Currently, such indicators are quite hard to collect and process. It is likely to become easier as data analytics improve. Data will show not just numbers of users but the stickiness of those users. Firms that make good use of this data will make good returns.
Success or failure in the conversion of first-mover advantage into lasting market power, our fourth point, matters in the tech world. It is the difference between global champion and also-ran. Some may have said that Google’s success was obvious from the start. But they may also have said the same about other first movers, such as AOL or Yahoo!, if they had proved as successful as Google. It is about converting first-mover advantage into lasting competitive advantage.
So what is the special ingredient? Well, in part, the Googles and Facebooks of this world have market edge because people believe they do. There is an element of self-fulfilling prophecy.
Beyond that, however, we can ask what characterises the management of first movers who claimed market status and those who did not? Look at the management team: skill-set, compensation, governance.
Using soft indicators, as opposed to the hard financial numbers, it is possible to spot early signs, both good and bad. The diversity of the management team is often a good soft indicator. A diverse team shows a willingness at top management to listen to dissenting views. A lack of diversity suggests senior executives like to be surrounded by yes-people.
Another good example of a soft indicator is the way managers communicate with investors. A management team willing to articulate its strategy is a good sign. A management team that fails to offer rationale and calls its strategy obvious is clearly a bad sign. Failing to dignify a question around strategy with an answer is proof by intimidation.
Increasingly, we are moving towards textual analysis. Investors have always listened to what management has had to say and the way they have said it. Did they sound positive or negative? How do they usually sound? But this is very subjective. Textual analysis is better as it is a way to judge a company’s sentiment. For example, by asking how many times a firm used the words profit, debt or competition.
Our final point relates to governance issues, specifically the absence of shareholder voting rights.
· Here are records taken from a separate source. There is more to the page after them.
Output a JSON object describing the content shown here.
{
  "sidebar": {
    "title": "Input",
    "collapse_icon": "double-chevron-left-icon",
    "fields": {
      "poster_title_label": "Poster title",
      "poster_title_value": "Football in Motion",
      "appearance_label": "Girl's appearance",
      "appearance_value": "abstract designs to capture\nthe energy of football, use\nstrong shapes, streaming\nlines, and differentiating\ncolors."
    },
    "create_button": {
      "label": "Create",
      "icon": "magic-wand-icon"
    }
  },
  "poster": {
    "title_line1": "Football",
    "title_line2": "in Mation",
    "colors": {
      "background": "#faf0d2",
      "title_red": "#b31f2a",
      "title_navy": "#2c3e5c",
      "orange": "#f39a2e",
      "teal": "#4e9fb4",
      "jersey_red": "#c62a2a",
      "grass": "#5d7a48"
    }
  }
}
Increasingly, tech companies come to market with shares that have low or zero voting rights. How much value should we attach to votes and to the decision rights of shareholders?
Traditionally, there are voting rights in newly-floated shares, although top management retains most of the voting power. It is clearly a bad signal when investors are offered no voting rights. Why? Because companies can give themselves controlling voting rights and still remain in charge. By offering no voting rights whatsoever, they are effectively saying: “I’m not interested in listening to you.”
The challenges of valuing tech firms and non-traditional businesses can be met with a flexible toolbox. You just need to know which one to use. A carpenter uses a hammer on nails and a screwdriver on screws but would quickly run into problems trying to screw nails. The best way to value ultramodern firms is to build flexibility into our valuation models – and ask smart people to use the right tool at just the right time.